First, Janet Yellen can’t make sense of the US economy, and investors can’t make sense of Janet Yellen. She suggested the Fed would start raising rates when unemployment hit 6.5%. It is presently at 5.5% and yet at her last press conference she intimated that rates would not be raised in the near future. Like all commodities, Treasuries have the future projections of investors baked into their price. The price depends on what investors expect to happen to them both now and in the future, and Yellen is giving no indication that rates, and therefore Treasury yields, will rise.
Second, turmoil in Europe is, again, driving investors to US Treasuries, which in the grand scheme of investment instruments are incredibly safe investments. Greece is talking out of both sides of its mouth while Germany is remaining intransigent to Greek demands to loosen the conditions of its bailout. Counties such as Sweden and Switzerland are abandoning their respective currencies’ pegs to the Euro since the cost of maintaining those pegs is enormous and only likely to get more expensive as the Euro becomes more volatile. This has caused the dollar to surge in value (many investors expect it to reach parity with the Euro this year) and European investors to seek safer refuge for their capital—which, presently, means parking it in the United States.

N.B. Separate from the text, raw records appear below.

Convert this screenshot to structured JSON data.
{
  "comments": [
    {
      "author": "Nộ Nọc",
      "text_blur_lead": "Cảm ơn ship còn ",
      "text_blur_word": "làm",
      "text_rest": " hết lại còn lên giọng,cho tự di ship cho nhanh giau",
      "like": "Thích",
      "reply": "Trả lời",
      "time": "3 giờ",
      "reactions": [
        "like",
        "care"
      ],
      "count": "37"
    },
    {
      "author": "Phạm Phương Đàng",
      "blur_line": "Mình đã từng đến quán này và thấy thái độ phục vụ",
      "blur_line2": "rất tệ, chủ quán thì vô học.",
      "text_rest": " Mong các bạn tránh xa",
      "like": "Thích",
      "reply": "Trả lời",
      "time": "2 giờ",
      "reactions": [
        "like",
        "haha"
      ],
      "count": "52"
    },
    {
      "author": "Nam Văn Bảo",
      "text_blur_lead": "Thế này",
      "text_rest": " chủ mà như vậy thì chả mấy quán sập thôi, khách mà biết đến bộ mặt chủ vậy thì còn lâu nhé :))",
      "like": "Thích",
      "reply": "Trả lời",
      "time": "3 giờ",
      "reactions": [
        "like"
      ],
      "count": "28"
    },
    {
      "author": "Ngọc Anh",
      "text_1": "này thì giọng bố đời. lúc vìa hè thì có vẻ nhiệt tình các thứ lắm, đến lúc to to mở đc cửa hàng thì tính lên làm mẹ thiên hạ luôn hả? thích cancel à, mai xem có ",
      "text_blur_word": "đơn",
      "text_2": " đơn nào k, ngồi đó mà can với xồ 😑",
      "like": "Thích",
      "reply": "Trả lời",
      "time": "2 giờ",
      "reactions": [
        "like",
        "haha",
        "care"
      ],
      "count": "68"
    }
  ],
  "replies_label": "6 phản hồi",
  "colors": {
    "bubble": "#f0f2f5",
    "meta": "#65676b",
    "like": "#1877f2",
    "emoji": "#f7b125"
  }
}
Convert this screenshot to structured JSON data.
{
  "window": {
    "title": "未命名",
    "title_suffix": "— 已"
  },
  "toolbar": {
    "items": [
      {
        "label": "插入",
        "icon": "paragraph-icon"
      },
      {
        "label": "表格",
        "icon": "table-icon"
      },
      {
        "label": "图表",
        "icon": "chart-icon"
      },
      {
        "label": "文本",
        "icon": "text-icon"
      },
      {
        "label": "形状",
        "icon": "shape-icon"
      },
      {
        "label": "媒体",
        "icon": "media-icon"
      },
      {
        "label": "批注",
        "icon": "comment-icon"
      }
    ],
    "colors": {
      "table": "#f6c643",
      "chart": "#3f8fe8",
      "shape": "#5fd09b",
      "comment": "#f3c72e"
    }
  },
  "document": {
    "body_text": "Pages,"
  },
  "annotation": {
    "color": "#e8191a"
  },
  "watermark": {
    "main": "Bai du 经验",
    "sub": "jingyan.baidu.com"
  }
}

The smorgasbord of absurdity we’re seeing is likely to continue for years. Bad policy in the European Monetary Union, China, Russia, Japan, and, to a lesser extent, the United States is compounding with good policy on the part of Switzerland and, to a lesser extent again, the United States to wreak havoc on the global economy. Nobody can predict how the various entangled financial institutions of the world are going to act and react to each other’s moves. Until things settle down and return to some state of normalcy, we will continue to see such bizarre market conditions as we’re seeing in our local economy today.